Saturday, October 3, 2020

Giant Osage Hopewell Skeletons Unearthed in Illinois Burial Mounds

 Giant Osage  Hopewell Skeletons Unearthed in Illinois Burial Mounds 



Osage ancestry built many of the burial mounds throughout Illinois, Indiana, and Ohio.  All of their legends claim that they once lived in the Ohio Valley.  Because university archaeologist refuses to recognize the Osage as the builders of the mounds, the Native American Graves Protection Act is not invoked, that only applies to "known" tribes.  Until then university archaeologist continues to desecrate Osage burials.
     
The following articles describing large skeletons is consistent with the Osage, who were known for their great height.

History of Daviess County, Illinois 1879
     The mounds on the bluff have nearly all been opened within the last two or three years by Louis A. Rowly, Esq., Mr. W. M. Snyder and Mr. John Dowling, assisted by Sidney Hunkins and Dr. W. S. Crawford. These gentlemen have taken much interest in these prehistoric structures, and have very carefully investigated them.

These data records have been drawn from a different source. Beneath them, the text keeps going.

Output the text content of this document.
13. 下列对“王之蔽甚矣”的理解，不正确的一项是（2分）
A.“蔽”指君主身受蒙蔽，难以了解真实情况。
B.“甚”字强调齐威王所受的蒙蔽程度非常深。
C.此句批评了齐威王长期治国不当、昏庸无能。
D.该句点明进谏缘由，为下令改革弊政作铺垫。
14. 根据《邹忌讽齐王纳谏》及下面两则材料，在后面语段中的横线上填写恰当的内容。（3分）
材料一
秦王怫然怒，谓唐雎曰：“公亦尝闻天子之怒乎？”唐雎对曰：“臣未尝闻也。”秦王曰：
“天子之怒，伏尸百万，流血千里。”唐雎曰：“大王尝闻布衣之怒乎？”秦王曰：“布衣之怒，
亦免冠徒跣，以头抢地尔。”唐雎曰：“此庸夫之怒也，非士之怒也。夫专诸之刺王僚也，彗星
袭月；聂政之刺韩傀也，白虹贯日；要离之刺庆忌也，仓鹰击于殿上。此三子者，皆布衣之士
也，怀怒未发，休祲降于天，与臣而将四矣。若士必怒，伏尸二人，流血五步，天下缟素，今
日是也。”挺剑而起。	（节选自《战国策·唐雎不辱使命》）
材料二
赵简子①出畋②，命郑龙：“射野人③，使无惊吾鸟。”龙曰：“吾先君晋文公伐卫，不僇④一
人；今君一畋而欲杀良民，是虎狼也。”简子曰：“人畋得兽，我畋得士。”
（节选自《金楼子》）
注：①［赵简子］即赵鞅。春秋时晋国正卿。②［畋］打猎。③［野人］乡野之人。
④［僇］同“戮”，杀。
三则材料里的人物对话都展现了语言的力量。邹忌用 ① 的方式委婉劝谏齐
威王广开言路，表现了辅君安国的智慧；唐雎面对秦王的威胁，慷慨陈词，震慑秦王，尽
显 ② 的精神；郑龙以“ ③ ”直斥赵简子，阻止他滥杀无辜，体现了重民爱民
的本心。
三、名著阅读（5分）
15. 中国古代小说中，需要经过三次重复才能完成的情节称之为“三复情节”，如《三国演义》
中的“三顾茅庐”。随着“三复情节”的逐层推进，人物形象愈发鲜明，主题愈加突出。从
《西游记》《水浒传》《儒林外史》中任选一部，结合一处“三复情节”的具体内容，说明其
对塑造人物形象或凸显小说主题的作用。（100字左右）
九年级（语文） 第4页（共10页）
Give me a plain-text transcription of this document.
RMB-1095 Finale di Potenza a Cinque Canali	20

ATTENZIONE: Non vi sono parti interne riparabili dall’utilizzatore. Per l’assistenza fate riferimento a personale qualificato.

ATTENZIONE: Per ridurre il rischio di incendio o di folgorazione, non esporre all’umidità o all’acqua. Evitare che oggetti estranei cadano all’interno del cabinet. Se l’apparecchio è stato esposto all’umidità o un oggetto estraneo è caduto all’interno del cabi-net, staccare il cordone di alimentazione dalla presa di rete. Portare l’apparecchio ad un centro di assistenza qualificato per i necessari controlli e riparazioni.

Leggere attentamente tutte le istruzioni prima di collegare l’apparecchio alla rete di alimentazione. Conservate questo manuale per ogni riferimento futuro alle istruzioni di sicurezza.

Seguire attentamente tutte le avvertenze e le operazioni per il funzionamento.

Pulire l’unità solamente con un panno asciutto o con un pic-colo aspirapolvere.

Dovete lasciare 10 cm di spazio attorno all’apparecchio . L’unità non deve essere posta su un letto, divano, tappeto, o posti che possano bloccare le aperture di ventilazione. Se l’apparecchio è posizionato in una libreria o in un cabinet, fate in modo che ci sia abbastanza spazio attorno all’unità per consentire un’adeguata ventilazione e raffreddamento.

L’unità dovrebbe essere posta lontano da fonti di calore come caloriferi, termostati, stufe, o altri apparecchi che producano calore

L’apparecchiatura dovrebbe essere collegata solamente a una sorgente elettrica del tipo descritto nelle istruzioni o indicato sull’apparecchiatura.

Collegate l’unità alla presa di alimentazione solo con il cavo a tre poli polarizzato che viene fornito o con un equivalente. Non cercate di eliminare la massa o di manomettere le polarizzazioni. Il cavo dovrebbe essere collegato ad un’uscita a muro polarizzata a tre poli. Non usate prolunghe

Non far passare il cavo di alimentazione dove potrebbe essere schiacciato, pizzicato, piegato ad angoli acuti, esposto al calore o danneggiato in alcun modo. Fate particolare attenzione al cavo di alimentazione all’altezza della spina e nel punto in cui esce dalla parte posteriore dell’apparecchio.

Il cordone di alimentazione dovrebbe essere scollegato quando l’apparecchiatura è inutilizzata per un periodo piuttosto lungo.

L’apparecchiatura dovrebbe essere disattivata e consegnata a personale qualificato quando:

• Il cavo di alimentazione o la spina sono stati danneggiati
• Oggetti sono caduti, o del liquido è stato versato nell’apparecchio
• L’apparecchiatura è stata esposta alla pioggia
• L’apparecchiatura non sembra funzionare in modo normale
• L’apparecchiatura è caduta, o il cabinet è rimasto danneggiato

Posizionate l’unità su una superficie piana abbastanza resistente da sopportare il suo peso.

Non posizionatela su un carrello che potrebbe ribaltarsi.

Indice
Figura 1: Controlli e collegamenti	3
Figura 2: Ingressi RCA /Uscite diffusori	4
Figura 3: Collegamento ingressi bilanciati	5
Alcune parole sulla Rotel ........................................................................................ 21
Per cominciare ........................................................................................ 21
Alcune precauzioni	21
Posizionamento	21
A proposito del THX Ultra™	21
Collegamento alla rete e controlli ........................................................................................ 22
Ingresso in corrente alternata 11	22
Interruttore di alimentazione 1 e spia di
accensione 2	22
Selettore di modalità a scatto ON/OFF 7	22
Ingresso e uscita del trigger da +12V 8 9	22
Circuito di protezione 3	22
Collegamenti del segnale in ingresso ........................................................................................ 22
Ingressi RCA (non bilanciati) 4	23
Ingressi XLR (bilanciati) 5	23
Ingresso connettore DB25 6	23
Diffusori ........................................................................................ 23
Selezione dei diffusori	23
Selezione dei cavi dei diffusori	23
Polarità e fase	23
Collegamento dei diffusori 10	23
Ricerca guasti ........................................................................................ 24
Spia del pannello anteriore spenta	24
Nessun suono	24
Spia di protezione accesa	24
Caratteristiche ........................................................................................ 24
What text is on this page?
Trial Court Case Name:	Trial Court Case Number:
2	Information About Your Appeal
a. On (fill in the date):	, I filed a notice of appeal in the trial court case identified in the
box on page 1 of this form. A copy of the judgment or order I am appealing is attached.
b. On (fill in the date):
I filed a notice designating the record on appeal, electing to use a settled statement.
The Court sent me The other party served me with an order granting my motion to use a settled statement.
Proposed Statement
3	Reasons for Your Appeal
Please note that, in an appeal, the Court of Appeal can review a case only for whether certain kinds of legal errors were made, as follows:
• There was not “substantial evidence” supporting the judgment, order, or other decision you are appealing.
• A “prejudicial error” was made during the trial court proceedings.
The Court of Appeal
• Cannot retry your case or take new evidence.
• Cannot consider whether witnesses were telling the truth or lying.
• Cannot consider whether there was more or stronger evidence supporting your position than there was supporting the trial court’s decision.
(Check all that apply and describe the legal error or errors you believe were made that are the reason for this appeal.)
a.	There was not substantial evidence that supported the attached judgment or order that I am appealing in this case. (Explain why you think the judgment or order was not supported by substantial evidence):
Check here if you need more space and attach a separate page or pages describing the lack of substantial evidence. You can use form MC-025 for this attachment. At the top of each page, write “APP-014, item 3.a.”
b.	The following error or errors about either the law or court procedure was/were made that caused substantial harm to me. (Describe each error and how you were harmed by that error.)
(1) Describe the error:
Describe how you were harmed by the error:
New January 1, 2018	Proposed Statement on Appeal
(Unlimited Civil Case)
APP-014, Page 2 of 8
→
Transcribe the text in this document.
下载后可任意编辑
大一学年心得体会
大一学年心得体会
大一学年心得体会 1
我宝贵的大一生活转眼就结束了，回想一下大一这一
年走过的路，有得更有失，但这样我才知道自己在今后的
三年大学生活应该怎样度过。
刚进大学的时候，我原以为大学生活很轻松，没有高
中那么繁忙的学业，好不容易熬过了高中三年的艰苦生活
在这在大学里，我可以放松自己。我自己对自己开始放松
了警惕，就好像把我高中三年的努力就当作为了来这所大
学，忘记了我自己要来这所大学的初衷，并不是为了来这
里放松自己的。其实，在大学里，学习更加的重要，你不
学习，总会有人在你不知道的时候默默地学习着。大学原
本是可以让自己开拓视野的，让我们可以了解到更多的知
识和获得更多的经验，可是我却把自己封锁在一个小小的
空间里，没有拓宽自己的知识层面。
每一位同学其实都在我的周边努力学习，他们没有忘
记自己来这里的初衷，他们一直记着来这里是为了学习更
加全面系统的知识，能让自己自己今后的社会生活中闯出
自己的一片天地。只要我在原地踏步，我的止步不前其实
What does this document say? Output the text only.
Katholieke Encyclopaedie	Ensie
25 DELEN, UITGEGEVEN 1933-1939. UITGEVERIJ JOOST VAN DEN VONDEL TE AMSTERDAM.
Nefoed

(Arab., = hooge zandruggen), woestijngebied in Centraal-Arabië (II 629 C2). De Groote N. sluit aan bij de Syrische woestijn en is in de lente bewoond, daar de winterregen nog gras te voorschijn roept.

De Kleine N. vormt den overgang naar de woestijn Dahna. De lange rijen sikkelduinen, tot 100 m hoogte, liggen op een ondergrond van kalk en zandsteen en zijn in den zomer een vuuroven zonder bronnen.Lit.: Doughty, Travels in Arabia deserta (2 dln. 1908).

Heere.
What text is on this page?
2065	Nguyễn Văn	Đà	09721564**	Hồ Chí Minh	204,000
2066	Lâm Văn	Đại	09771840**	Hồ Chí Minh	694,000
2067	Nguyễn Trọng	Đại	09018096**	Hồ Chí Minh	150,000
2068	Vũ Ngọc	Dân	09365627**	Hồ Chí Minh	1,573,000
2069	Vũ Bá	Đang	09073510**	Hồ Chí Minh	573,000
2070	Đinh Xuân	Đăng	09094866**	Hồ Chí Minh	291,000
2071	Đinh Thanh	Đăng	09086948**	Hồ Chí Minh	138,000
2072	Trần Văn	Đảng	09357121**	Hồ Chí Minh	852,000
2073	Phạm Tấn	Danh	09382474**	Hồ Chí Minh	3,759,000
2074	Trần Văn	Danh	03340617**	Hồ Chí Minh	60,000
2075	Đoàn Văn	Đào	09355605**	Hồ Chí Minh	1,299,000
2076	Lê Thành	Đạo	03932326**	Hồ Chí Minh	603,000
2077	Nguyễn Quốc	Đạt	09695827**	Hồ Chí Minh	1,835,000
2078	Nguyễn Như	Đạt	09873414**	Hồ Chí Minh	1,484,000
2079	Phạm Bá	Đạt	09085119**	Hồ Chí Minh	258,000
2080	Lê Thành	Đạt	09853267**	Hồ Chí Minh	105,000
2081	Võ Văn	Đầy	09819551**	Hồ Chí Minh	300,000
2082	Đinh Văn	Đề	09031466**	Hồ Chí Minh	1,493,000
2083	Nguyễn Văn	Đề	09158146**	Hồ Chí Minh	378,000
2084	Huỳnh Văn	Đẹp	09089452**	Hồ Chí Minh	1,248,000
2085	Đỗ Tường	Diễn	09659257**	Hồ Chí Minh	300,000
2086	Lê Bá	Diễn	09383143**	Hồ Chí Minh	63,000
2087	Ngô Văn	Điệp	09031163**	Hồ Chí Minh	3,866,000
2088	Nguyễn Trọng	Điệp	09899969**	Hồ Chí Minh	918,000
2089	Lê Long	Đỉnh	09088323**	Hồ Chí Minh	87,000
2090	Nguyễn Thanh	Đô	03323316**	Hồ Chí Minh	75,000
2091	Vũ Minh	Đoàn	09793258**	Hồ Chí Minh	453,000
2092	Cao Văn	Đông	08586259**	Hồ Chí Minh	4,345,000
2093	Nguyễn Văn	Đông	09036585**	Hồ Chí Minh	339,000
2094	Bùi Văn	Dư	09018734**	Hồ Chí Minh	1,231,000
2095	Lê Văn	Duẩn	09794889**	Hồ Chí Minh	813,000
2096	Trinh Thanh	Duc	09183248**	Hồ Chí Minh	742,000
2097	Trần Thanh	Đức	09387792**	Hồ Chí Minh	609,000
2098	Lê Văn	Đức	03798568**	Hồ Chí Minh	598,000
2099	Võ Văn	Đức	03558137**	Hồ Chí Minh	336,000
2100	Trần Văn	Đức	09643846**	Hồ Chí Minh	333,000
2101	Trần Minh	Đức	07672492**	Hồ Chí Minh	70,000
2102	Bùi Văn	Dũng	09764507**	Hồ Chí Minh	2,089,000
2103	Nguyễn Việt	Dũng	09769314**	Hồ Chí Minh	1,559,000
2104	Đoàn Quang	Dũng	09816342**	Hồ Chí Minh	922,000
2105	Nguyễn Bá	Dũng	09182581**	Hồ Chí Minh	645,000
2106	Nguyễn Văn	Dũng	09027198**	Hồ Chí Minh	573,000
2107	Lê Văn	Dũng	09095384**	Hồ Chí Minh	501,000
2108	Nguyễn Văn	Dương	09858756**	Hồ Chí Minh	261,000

In all that have been opened the excavators have found in the centre a pit that was evidently dug about two and a half feet below the original surface of the ground, about six feet long and four feet wide, in the form of a parallelogram. The bottom and sides of this pit are of hard clay. The bones in this pit indicate a race of gigantic stature, buried in a sitting posture around the sides of the pit, with legs extending towards the centre.

History of Mifflin County, Ohio, 1880
      South of this, on the banks of Peoria Lake, near the city of Peoria, Illinois, there were excavated a few years ago by the Scientific Association of Peoria the contents of a very large, oval mound, and in it were found three human skeletons, a man, a woman and a boy, all lying straight beside each other, the boy asleep on the woman’s arm. The skeleton of the boy was about three feet long, but the man and the woman had a stature of seven feet. The bones were decomposed rapidly on being exposed to the air, except the skulls, which being of a harder texture had better withstood the tooth of time.  Though these figures were of immense stature, their immense skulls were fully in proportion to their frames, and possessed of a frontal development of reasoning powers of immense size.

History of Logan County, Illinois, 1886
      It is sometimes difficult to distinguish the place of sepulcher raised by the Mound Builders from the modern graves of the Indians.  The tombs of the former were in general larger than those of the latter, and were used as receptacles for a great number of bodies, and contained relics of art, evincing a higher decree of civilization than that attained by the Indians.
The ancient earthworks of the Mound Builders have occasionally been appropriated as burial places by the Indians, but the skeletons of the latter may be distinguished from the osteological remains of the former by their greater stature.